People of Japanese descent were sent to camps around the country after then-President Franklin D. Roosevelt signed Executive Order 9066.

Most of those incarcerated were from California.

Morrison explained how quickly authorities instructed them to leave their homes.

“In some cases, it was within hours of the attack on Pearl Harbor,” she said. “Their bank accounts were closed and confiscated. And then, even into January, people were being moved out of Japanese-American enclaves on the West Coast to staging areas. There wasn’t even a camp then. Their goods were put up for sale in these panic sales, hundreds of dollars’ worth of appliances for $25, a $200 piano for $25. They needed cash because they couldn’t get to their bank accounts. They had to liquidate fast and people took advantage of them.”

Morrison spoke about one family fighting to reclaim what had been stolen.

“The Koda family in the Central Valley, which had a tremendous rice import growing and importing and exporting operation, worth several million dollars,” she said. “They started fighting after the end of the war to get some of that money back. Some of their land that they had entrusted to an overseer had been sold off by him. And eventually they fought into three generations and finally got a settlement of maybe 15 cents on the dollar.”

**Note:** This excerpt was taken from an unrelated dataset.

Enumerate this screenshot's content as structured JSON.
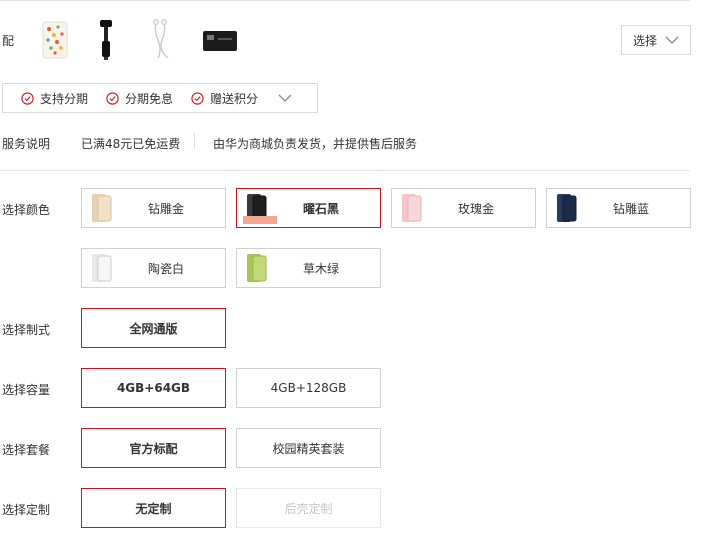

The Morey family’s Asia Company operated out of Little Tokyo near Downtown LA before it had to be sold. 

“Joshua Morey talked to me. His great grandfather had come from Japan at the end of the 19th century and established this import-export business because then Japanese goods were very exotic, and you had to have a Japanese this or that in your household,” said Morrison. “And then, along comes the war. Along comes internment camps. And that store was gone. I found an ad in the LA Times, a display ad of the auctioning off of these goods. Some of them were cowboy hats, auctioning off cowboy hats from a Japanese company that was supposedly disloyal because it was owned by a Japanese person.”

The incarcerated Japanese Americans had a strong advocate in Washington, D.C., in the years after the war.

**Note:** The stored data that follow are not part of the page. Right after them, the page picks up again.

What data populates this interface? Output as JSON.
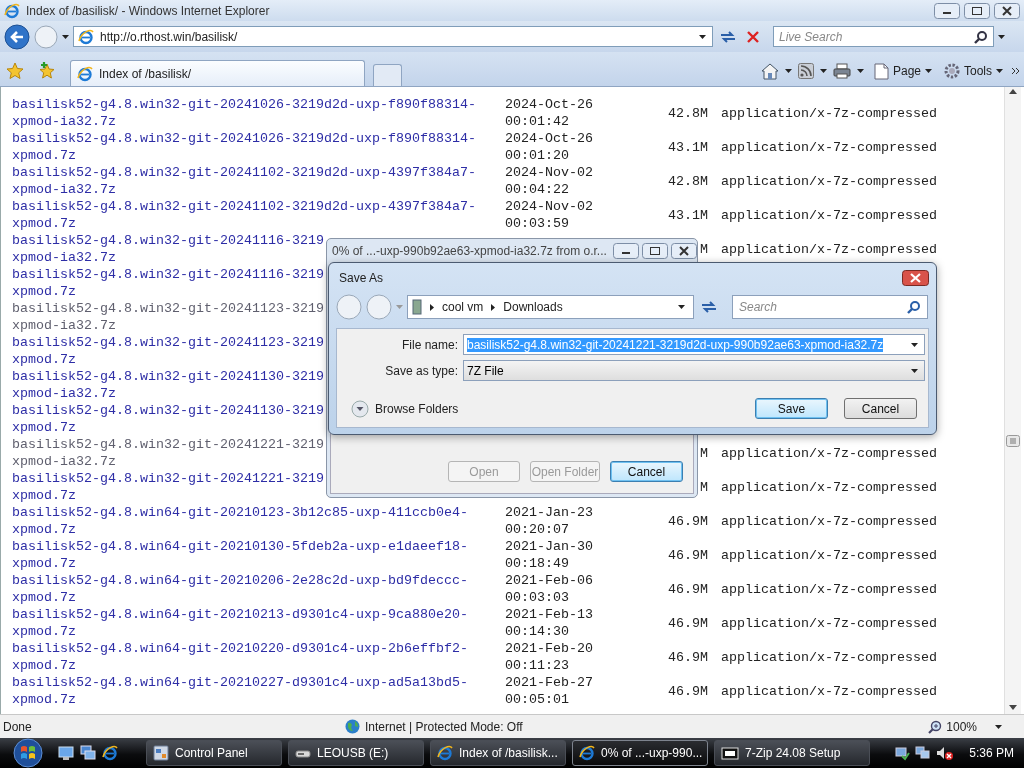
{
  "window": {
    "title": "Index of /basilisk/ - Windows Internet Explorer"
  },
  "nav": {
    "address": "http://o.rthost.win/basilisk/",
    "search_placeholder": "Live Search"
  },
  "toolbar": {
    "tabs": [
      {
        "label": "Index of /basilisk/",
        "selected": true
      }
    ],
    "commands": [
      "Page",
      "Tools"
    ]
  },
  "listing": {
    "rows": [
      {
        "name": [
          "basilisk52-g4.8.win32-git-20241026-3219d2d-uxp-f890f88314-",
          "xpmod-ia32.7z"
        ],
        "visited": false,
        "modified": [
          "2024-Oct-26",
          "00:01:42"
        ],
        "size": "42.8M",
        "type": "application/x-7z-compressed"
      },
      {
        "name": [
          "basilisk52-g4.8.win32-git-20241026-3219d2d-uxp-f890f88314-",
          "xpmod.7z"
        ],
        "visited": false,
        "modified": [
          "2024-Oct-26",
          "00:01:20"
        ],
        "size": "43.1M",
        "type": "application/x-7z-compressed"
      },
      {
        "name": [
          "basilisk52-g4.8.win32-git-20241102-3219d2d-uxp-4397f384a7-",
          "xpmod-ia32.7z"
        ],
        "visited": false,
        "modified": [
          "2024-Nov-02",
          "00:04:22"
        ],
        "size": "42.8M",
        "type": "application/x-7z-compressed"
      },
      {
        "name": [
          "basilisk52-g4.8.win32-git-20241102-3219d2d-uxp-4397f384a7-",
          "xpmod.7z"
        ],
        "visited": false,
        "modified": [
          "2024-Nov-02",
          "00:03:59"
        ],
        "size": "43.1M",
        "type": "application/x-7z-compressed"
      },
      {
        "name": [
          "basilisk52-g4.8.win32-git-20241116-3219",
          "xpmod-ia32.7z"
        ],
        "visited": false,
        "size": "M",
        "type": "application/x-7z-compressed"
      },
      {
        "name": [
          "basilisk52-g4.8.win32-git-20241116-3219",
          "xpmod.7z"
        ],
        "visited": false
      },
      {
        "name": [
          "basilisk52-g4.8.win32-git-20241123-3219",
          "xpmod-ia32.7z"
        ],
        "visited": true
      },
      {
        "name": [
          "basilisk52-g4.8.win32-git-20241123-3219",
          "xpmod.7z"
        ],
        "visited": false
      },
      {
        "name": [
          "basilisk52-g4.8.win32-git-20241130-3219",
          "xpmod-ia32.7z"
        ],
        "visited": false
      },
      {
        "name": [
          "basilisk52-g4.8.win32-git-20241130-3219",
          "xpmod.7z"
        ],
        "visited": false
      },
      {
        "name": [
          "basilisk52-g4.8.win32-git-20241221-3219",
          "xpmod-ia32.7z"
        ],
        "visited": true,
        "size": "M",
        "type": "application/x-7z-compressed"
      },
      {
        "name": [
          "basilisk52-g4.8.win32-git-20241221-3219",
          "xpmod.7z"
        ],
        "visited": false,
        "size": "M",
        "type": "application/x-7z-compressed"
      },
      {
        "name": [
          "basilisk52-g4.8.win64-git-20210123-3b12c85-uxp-411ccb0e4-",
          "xpmod.7z"
        ],
        "visited": false,
        "modified": [
          "2021-Jan-23",
          "00:20:07"
        ],
        "size": "46.9M",
        "type": "application/x-7z-compressed"
      },
      {
        "name": [
          "basilisk52-g4.8.win64-git-20210130-5fdeb2a-uxp-e1daeef18-",
          "xpmod.7z"
        ],
        "visited": false,
        "modified": [
          "2021-Jan-30",
          "00:18:49"
        ],
        "size": "46.9M",
        "type": "application/x-7z-compressed"
      },
      {
        "name": [
          "basilisk52-g4.8.win64-git-20210206-2e28c2d-uxp-bd9fdeccc-",
          "xpmod.7z"
        ],
        "visited": false,
        "modified": [
          "2021-Feb-06",
          "00:03:03"
        ],
        "size": "46.9M",
        "type": "application/x-7z-compressed"
      },
      {
        "name": [
          "basilisk52-g4.8.win64-git-20210213-d9301c4-uxp-9ca880e20-",
          "xpmod.7z"
        ],
        "visited": false,
        "modified": [
          "2021-Feb-13",
          "00:14:30"
        ],
        "size": "46.9M",
        "type": "application/x-7z-compressed"
      },
      {
        "name": [
          "basilisk52-g4.8.win64-git-20210220-d9301c4-uxp-2b6effbf2-",
          "xpmod.7z"
        ],
        "visited": false,
        "modified": [
          "2021-Feb-20",
          "00:11:23"
        ],
        "size": "46.9M",
        "type": "application/x-7z-compressed"
      },
      {
        "name": [
          "basilisk52-g4.8.win64-git-20210227-d9301c4-uxp-ad5a13bd5-",
          "xpmod.7z"
        ],
        "visited": false,
        "modified": [
          "2021-Feb-27",
          "00:05:01"
        ],
        "size": "46.9M",
        "type": "application/x-7z-compressed"
      }
    ]
  },
  "download_window": {
    "title": "0% of ...-uxp-990b92ae63-xpmod-ia32.7z from o.r...",
    "buttons": [
      {
        "label": "Open",
        "disabled": true,
        "focused": false
      },
      {
        "label": "Open Folder",
        "disabled": true,
        "focused": false
      },
      {
        "label": "Cancel",
        "disabled": false,
        "focused": true
      }
    ]
  },
  "save_dialog": {
    "title": "Save As",
    "path": [
      "cool vm",
      "Downloads"
    ],
    "search_placeholder": "Search",
    "file_name_label": "File name:",
    "file_name": "basilisk52-g4.8.win32-git-20241221-3219d2d-uxp-990b92ae63-xpmod-ia32.7z",
    "file_name_selected": true,
    "type_label": "Save as type:",
    "type": "7Z File",
    "browse": "Browse Folders",
    "buttons": [
      {
        "label": "Save",
        "focused": true
      },
      {
        "label": "Cancel",
        "focused": false
      }
    ]
  },
  "status_bar": {
    "text": "Done",
    "zone": "Internet | Protected Mode: Off",
    "zoom": "100%"
  },
  "taskbar": {
    "tasks": [
      {
        "label": "Control Panel",
        "kind": "panel",
        "active": false
      },
      {
        "label": "LEOUSB (E:)",
        "kind": "drive",
        "active": false
      },
      {
        "label": "Index of /basilisk...",
        "kind": "browser",
        "active": false
      },
      {
        "label": "0% of ...-uxp-990...",
        "kind": "browser",
        "active": true
      },
      {
        "label": "7-Zip 24.08 Setup",
        "kind": "archive",
        "active": false
      }
    ],
    "clock": "5:36 PM"
  }
}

“Norman Mineta, who was the secretary of transportation, who grew up in San Jose, who became a congressman,” Morrison said. “He and other Japanese-American members of Congress fought for reparations over decades. It literally took decades before President Ronald Reagan signed that law giving reparations.”

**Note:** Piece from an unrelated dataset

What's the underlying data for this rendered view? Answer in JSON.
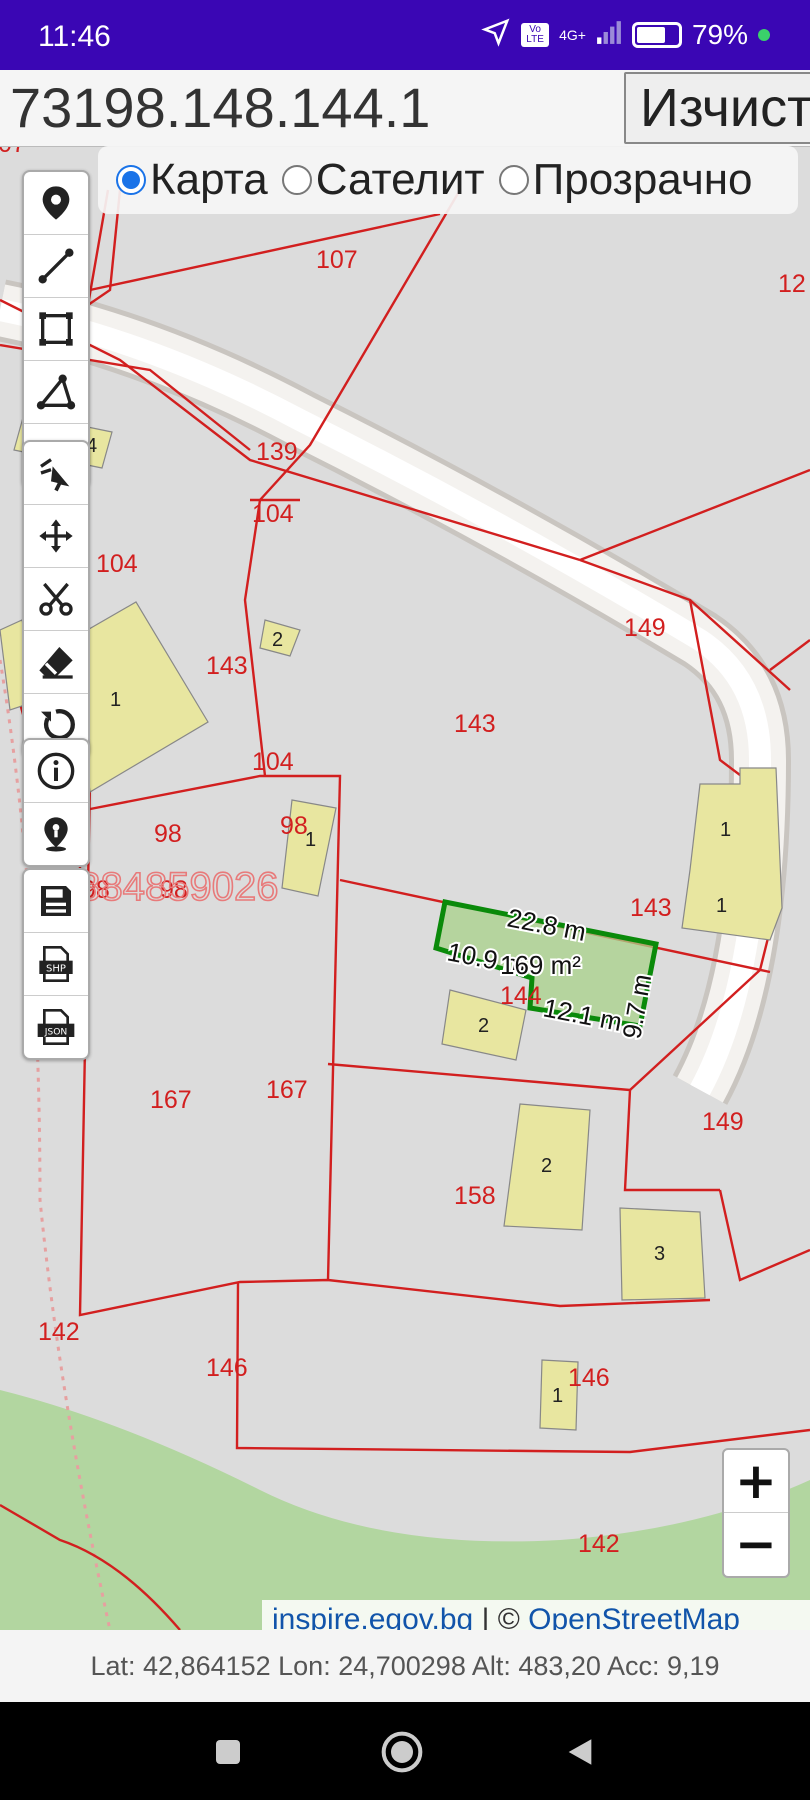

Morrison also shared a story she received from a reader who knew of a family that came home from the camps to a happier ending. 

“One email I got from a man who said there was a Japanese-American family in Sawtelle, which was a very highly sought after Japanese-American part of Los Angeles, and they had been sent off to the internment camps, but their neighbors kept their house,” she said. “Their neighbors and their friends maintained the house, paid the taxes. And when they came back from the camps, there was a big banner saying ‘Welcome home.’ And they were given a box by their neighbors [with] the keys to the house.”